Michael Cleveland is an absolute delight, and if you have any cause to doubt it, then have a listen to “Jack O Diamonds” from his latest release, On Down the Line. It’s the standard old-time fiddle tune, though he fills it with nods, winks, chuckles, in-jokes, and punch lines. Yes, he’s a master of the instrument, but that’s not what Cleveland is about. He’s about having a lot of fun, and he does, and he lets us have a lot of fun too.
Indeed, pieces like “Jack O Diamonds” can often serve as a key to understanding a musician’s playing, and what they bring to their instrument generally. Here’s an interesting experiment: listen to Bruce Molsky play “Jack O’ Diamonds” (see video below) in comparison with what Cleveland does with the tune. Molsky is an absolute master, and his take on the piece reveals his musical fingerprint as readily as Cleveland’s does. Molsky keeps it in the realm of old-time fiddling—there is no syncopation, vibrato and bent notes are used sparingly. He catches the lower strings as a means of clarifying the pulse, and wonderfully accompanies himself with double stops and drones. The hiccoughs—the plucked notes—are static triplets. (For that matter, Tim O’Brien does a lovely version of the piece on Songs from the Mountain, and it, too, provides another nice comparison.)
It’s a delight, but it’s very different than what Cleveland does, which is to place the piece more clearly within a bluegrass context. From the first bent note, we know that that this is Cleveland territory, and he’s really “playing” the piece in the truest sense of the word. He’s quoting phrases from bluegrass, and even a nod here and there to the jazz end of the spectrum. He’s adjusting the chord accompaniment, dropping a tone here or there, or adding a minor—things that Molsky doesn’t do.

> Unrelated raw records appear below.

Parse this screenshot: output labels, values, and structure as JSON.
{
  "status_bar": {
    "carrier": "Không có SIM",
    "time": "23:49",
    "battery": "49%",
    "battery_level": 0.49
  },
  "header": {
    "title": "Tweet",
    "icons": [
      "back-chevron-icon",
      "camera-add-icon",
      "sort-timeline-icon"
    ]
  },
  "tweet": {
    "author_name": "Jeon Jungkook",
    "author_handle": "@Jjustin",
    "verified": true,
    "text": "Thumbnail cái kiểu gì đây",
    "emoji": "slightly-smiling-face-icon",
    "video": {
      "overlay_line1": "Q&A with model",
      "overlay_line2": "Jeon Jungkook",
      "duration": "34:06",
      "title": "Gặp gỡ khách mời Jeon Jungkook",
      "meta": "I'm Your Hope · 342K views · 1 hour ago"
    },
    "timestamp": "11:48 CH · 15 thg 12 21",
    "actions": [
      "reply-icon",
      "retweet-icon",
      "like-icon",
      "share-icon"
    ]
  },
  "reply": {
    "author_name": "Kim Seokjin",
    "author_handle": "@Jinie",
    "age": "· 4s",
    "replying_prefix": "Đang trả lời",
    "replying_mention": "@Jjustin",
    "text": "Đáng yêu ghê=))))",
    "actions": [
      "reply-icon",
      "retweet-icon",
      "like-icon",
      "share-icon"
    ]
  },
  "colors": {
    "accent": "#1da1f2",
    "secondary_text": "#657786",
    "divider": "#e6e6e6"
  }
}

It’s not about better or worse, but how both musicians are using the piece to show what they, as musicians, are bringing to the music. If someone were unfamiliar with Cleveland, I’d probably suggest that they listen to “Jack O’ Diamonds” first, and then go back to the start of the album. Once we’ve clued into Cleveland’s musical personality, we can then see what he’s doing in all the other pieces on this album. They, too, are full of nods and winks, a masterful presentation that includes a wonderful sense of humor, empathy, and joy. You just can’t help but smile from beginning to end.
The band couldn’t be more solid or clean, and on this release are perhaps even excelling themselves. Cleveland gets lead billing, but he doesn’t hog the spotlight at all. The voices of the others come through, including the vocals, with some standouts in “The Sunny Side of Town,” “Fiddlin’ Joe,” and “The Garden Wall.”
“The Sunny Side Of Town”
The album ends with “The Orange Blossom Special” which is, inevitably, a piece that Cleveland has been playing since he was a child. There is video of him at perhaps 12 years of age playing it with Doc Watson (see video below). They are backstage at the IBMA—the clip is from the film Bluegrass Journey—and Pete Wernick in the background just beaming with delight. There is a moment on the video which I think of whenever I see Cleveland: Watson asks if he has been blind since birth, and Cleveland says “yeah, but I don’t think of it too much. You know, there are some things I can’t do, but I’m going to make do with what I can do.” Like I said, a delight. I think we can all learn something from Michael Cleveland, and in the meantime, we have albums like On Down the Line. Without a doubt, it’s some of the best new music you’ll hear this year.